Une agence de notation pour mesurer le "vivre ensemble"

Les administrateurs de la fondation veulent notamment créer une agence de notation du "vivre ensemble".
Les administrateurs de la fondation veulent notamment créer une agence de notation du "vivre ensemble". - © ERIC LALMAND - BELGA

C'est l'un des projets que lance aujourd'hui la fondation "Ceci n'est pas une crise". Une vingtaine de personnalités belges sont à l'origine de cette fondation. L'objectif est de mieux appréhender les mutations de notre société pour lutter contre le repli identitaire.
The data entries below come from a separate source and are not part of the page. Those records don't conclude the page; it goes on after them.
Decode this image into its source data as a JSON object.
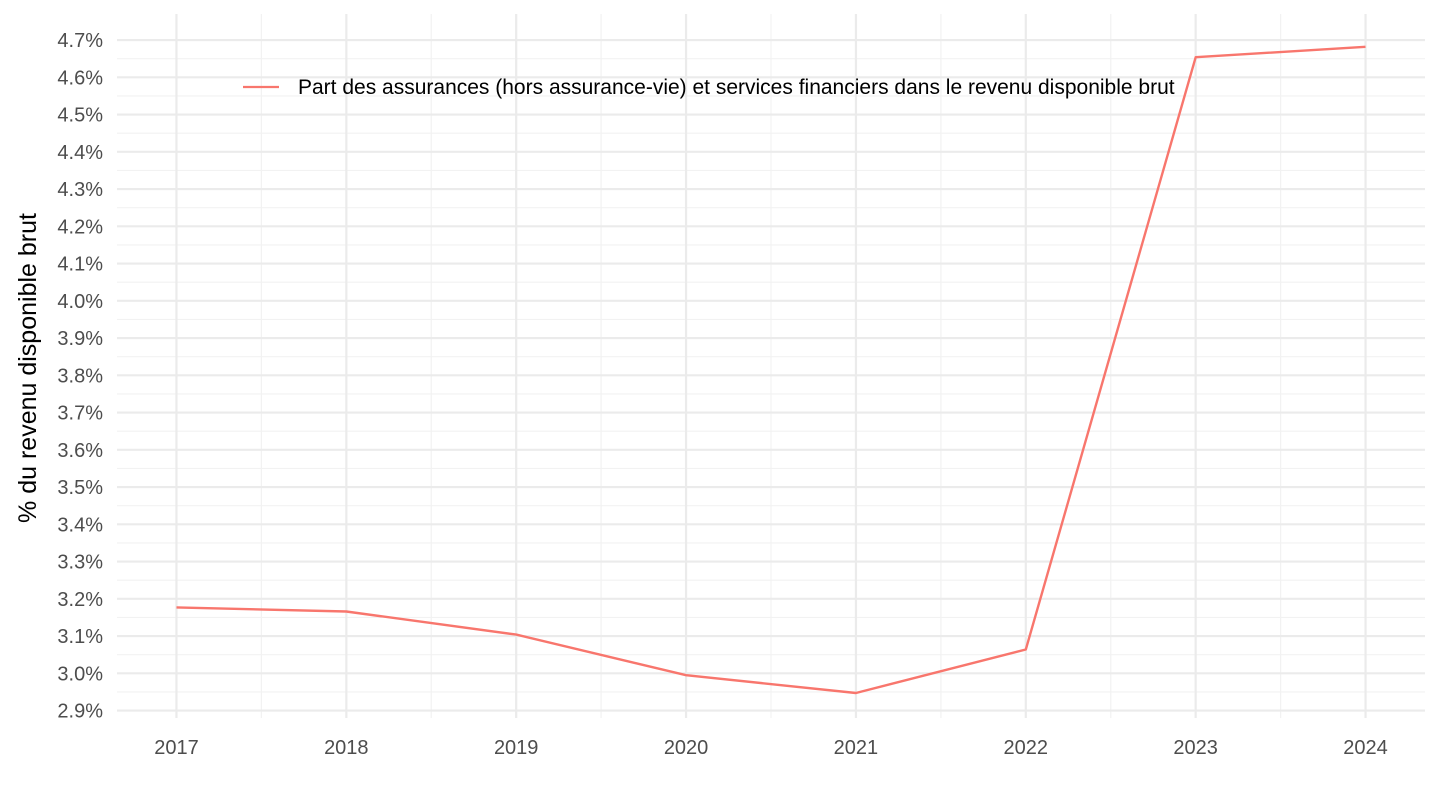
{
  "chart_data": {
    "type": "line",
    "title": "",
    "xlabel": "",
    "ylabel": "% du revenu disponible brut",
    "x": [
      2017,
      2018,
      2019,
      2020,
      2021,
      2022,
      2023,
      2024
    ],
    "x_tick_labels": [
      "2017",
      "2018",
      "2019",
      "2020",
      "2021",
      "2022",
      "2023",
      "2024"
    ],
    "y_tick_labels": [
      "2.9%",
      "3.0%",
      "3.1%",
      "3.2%",
      "3.3%",
      "3.4%",
      "3.5%",
      "3.6%",
      "3.7%",
      "3.8%",
      "3.9%",
      "4.0%",
      "4.1%",
      "4.2%",
      "4.3%",
      "4.4%",
      "4.5%",
      "4.6%",
      "4.7%"
    ],
    "y_tick_values": [
      2.9,
      3.0,
      3.1,
      3.2,
      3.3,
      3.4,
      3.5,
      3.6,
      3.7,
      3.8,
      3.9,
      4.0,
      4.1,
      4.2,
      4.3,
      4.4,
      4.5,
      4.6,
      4.7
    ],
    "xlim": [
      2016.65,
      2024.35
    ],
    "ylim": [
      2.88,
      4.77
    ],
    "grid": true,
    "legend_position": "top",
    "series": [
      {
        "name": "Part des assurances (hors assurance-vie) et services financiers dans le revenu disponible brut",
        "color": "#F8766D",
        "values": [
          3.177,
          3.166,
          3.104,
          2.995,
          2.947,
          3.064,
          4.654,
          4.682
        ]
      }
    ]
  }
}
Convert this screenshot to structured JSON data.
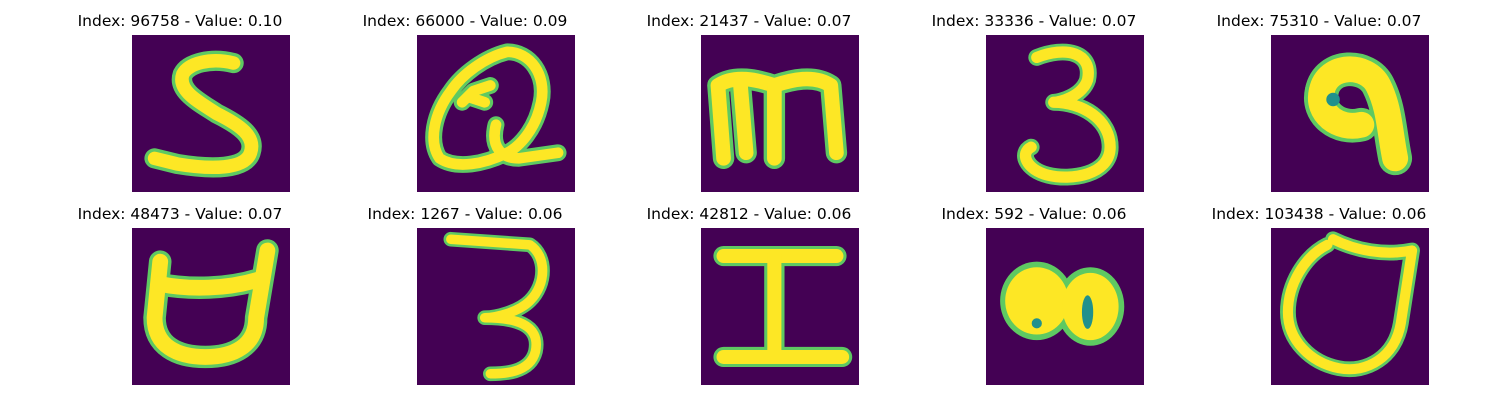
{
  "panels": [
    {
      "title": "Index: 96758 - Value: 0.10",
      "glyph": "S"
    },
    {
      "title": "Index: 66000 - Value: 0.09",
      "glyph": "Q-scribble"
    },
    {
      "title": "Index: 21437 - Value: 0.07",
      "glyph": "m"
    },
    {
      "title": "Index: 33336 - Value: 0.07",
      "glyph": "3"
    },
    {
      "title": "Index: 75310 - Value: 0.07",
      "glyph": "blob-9"
    },
    {
      "title": "Index: 48473 - Value: 0.07",
      "glyph": "U-cup"
    },
    {
      "title": "Index: 1267 - Value: 0.06",
      "glyph": "3-flat"
    },
    {
      "title": "Index: 42812 - Value: 0.06",
      "glyph": "I"
    },
    {
      "title": "Index: 592 - Value: 0.06",
      "glyph": "blob-80"
    },
    {
      "title": "Index: 103438 - Value: 0.06",
      "glyph": "O-loop"
    }
  ],
  "colors": {
    "background": "#440154",
    "stroke": "#fde725",
    "edge": "#5ec962"
  }
}
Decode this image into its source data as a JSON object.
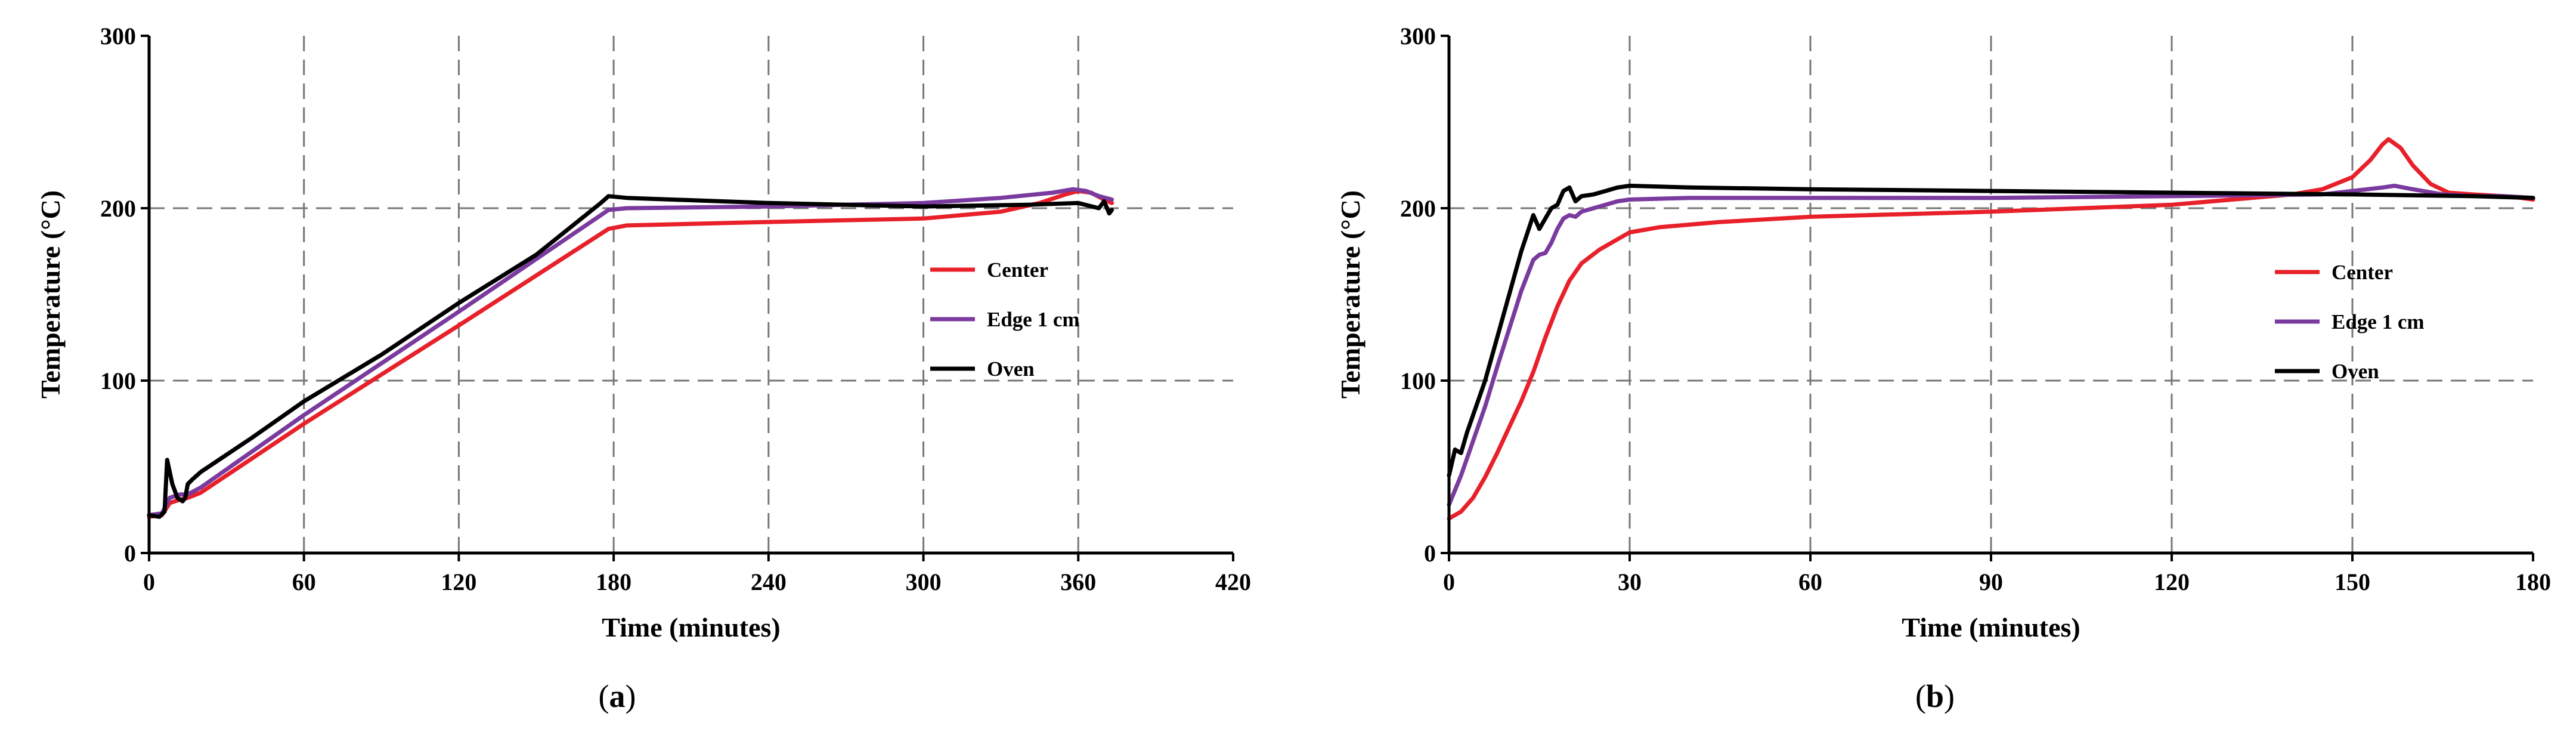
{
  "chart_data": [
    {
      "type": "line",
      "panel_label": "(a)",
      "panel_letter": "a",
      "xlabel": "Time (minutes)",
      "ylabel": "Temperature (°C)",
      "xlim": [
        0,
        420
      ],
      "ylim": [
        0,
        300
      ],
      "xticks": [
        0,
        60,
        120,
        180,
        240,
        300,
        360,
        420
      ],
      "yticks": [
        0,
        100,
        200,
        300
      ],
      "grid": true,
      "legend_position": "right",
      "series": [
        {
          "name": "Center",
          "color": "#e8202a",
          "x": [
            0,
            5,
            8,
            12,
            15,
            20,
            60,
            120,
            178,
            185,
            240,
            300,
            330,
            345,
            355,
            360,
            365,
            370,
            373
          ],
          "y": [
            21,
            22,
            29,
            31,
            32,
            35,
            75,
            132,
            188,
            190,
            192,
            194,
            198,
            203,
            208,
            210,
            209,
            205,
            203
          ]
        },
        {
          "name": "Edge 1 cm",
          "color": "#7a3a9e",
          "x": [
            0,
            5,
            8,
            12,
            15,
            20,
            60,
            120,
            178,
            185,
            240,
            300,
            330,
            350,
            358,
            363,
            368,
            373
          ],
          "y": [
            22,
            23,
            32,
            34,
            34,
            38,
            80,
            140,
            199,
            200,
            201,
            203,
            206,
            209,
            211,
            210,
            207,
            205
          ]
        },
        {
          "name": "Oven",
          "color": "#000000",
          "x": [
            0,
            4,
            6,
            7,
            9,
            11,
            13,
            14,
            15,
            17,
            20,
            40,
            60,
            90,
            120,
            150,
            175,
            178,
            185,
            240,
            300,
            340,
            360,
            368,
            370,
            372,
            373
          ],
          "y": [
            22,
            21,
            24,
            54,
            40,
            32,
            30,
            32,
            40,
            43,
            47,
            67,
            88,
            115,
            145,
            173,
            203,
            207,
            206,
            203,
            201,
            202,
            203,
            200,
            204,
            197,
            199
          ]
        }
      ]
    },
    {
      "type": "line",
      "panel_label": "(b)",
      "panel_letter": "b",
      "xlabel": "Time (minutes)",
      "ylabel": "Temperature (°C)",
      "xlim": [
        0,
        180
      ],
      "ylim": [
        0,
        300
      ],
      "xticks": [
        0,
        30,
        60,
        90,
        120,
        150,
        180
      ],
      "yticks": [
        0,
        100,
        200,
        300
      ],
      "grid": true,
      "legend_position": "right",
      "series": [
        {
          "name": "Center",
          "color": "#e8202a",
          "x": [
            0,
            2,
            4,
            6,
            8,
            10,
            12,
            14,
            16,
            18,
            20,
            22,
            25,
            28,
            30,
            35,
            45,
            60,
            90,
            120,
            140,
            145,
            150,
            153,
            155,
            156,
            158,
            160,
            163,
            166,
            170,
            175,
            178,
            180
          ],
          "y": [
            20,
            24,
            32,
            44,
            58,
            73,
            88,
            105,
            125,
            143,
            158,
            168,
            176,
            182,
            186,
            189,
            192,
            195,
            198,
            202,
            208,
            211,
            218,
            228,
            237,
            240,
            235,
            225,
            214,
            209,
            208,
            207,
            206,
            205
          ]
        },
        {
          "name": "Edge 1 cm",
          "color": "#7a3a9e",
          "x": [
            0,
            2,
            4,
            6,
            8,
            10,
            12,
            14,
            15,
            16,
            17,
            18,
            19,
            20,
            21,
            22,
            24,
            26,
            28,
            30,
            40,
            60,
            90,
            120,
            145,
            150,
            155,
            157,
            160,
            165,
            170,
            175,
            180
          ],
          "y": [
            28,
            45,
            65,
            85,
            108,
            130,
            152,
            170,
            173,
            174,
            180,
            188,
            194,
            196,
            195,
            198,
            200,
            202,
            204,
            205,
            206,
            206,
            206,
            207,
            208,
            210,
            212,
            213,
            211,
            208,
            207,
            207,
            206
          ]
        },
        {
          "name": "Oven",
          "color": "#000000",
          "x": [
            0,
            1,
            2,
            3,
            4,
            6,
            8,
            10,
            12,
            14,
            15,
            16,
            17,
            18,
            19,
            20,
            21,
            22,
            24,
            26,
            28,
            30,
            40,
            60,
            90,
            120,
            150,
            170,
            180
          ],
          "y": [
            45,
            60,
            58,
            70,
            80,
            100,
            125,
            150,
            175,
            196,
            188,
            194,
            200,
            202,
            210,
            212,
            204,
            207,
            208,
            210,
            212,
            213,
            212,
            211,
            210,
            209,
            208,
            207,
            206
          ]
        }
      ]
    }
  ]
}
Les membres de cette fondation viennent d'horizons très variés. On y retrouve Louis Michel, Philippe Maystadt, Philippe Busquin, Jean-Pascal Labille, Eric Domb, Bruno Colmant, ou encore Pierre Kroll. Tous sont persuadés que les turbulences que nous traversons actuellement ne sont pas une simple crise. Selon les administrateurs de la fondation, il s'agirait des prémisses de changements de société profonds. "Ce que nos pays connaissent actuellement, n'est pas un dysfonctionnement temporaire d'un système qui va revenir à l'équilibre antérieur", explique le Ministre d'Etat Philippe Maystadt. "Nous pensons qu'il s'agit de véritables mutations, sans doute aussi fondamentales que lorsque nous sommes passés du monde agraire au monde industriel." 

Le lancement de cette fondation n'est pas une réaction aux récents attentats de Paris ou de Copenhague. Le projet est en gestation depuis plus d'un an. Mais ces attentats renforcent les membres de la fondation dans leur conviction. "Les événements récents, les débats qu'ils ont engendré, confirment plus que jamais la nécessité d'une réflexion collective qui dépasse les clivages philosophiques ou politiques traditionnels".

Les changements profonds de notre société seraient trop souvent mal compris, entrainant une perte de repères. "On ne sait pas très bien vers où on va et ça peut faire peur", résume le dessinateur Pierre Kroll.

"Ceci n'est pas une crise" a donc l'intention d'initier une réflexion à long terme sur les solutions à apporter à ce changement de paradigme dans l'espoir d'endiguer les peurs et leur corollaire: la tentation des populismes identitaires.

Concrètement la fondation organisera des conférences, des débats. Mais elle initiera également des publications en collaboration avec des universités, et des enquêtes sociologiques. La fondation veut enfin créer une "agence de notation du vivre ensemble", une sorte de baromètre international mesurant les risques de repli identitaire afin de comparer l'évolution des pays européens en la matière.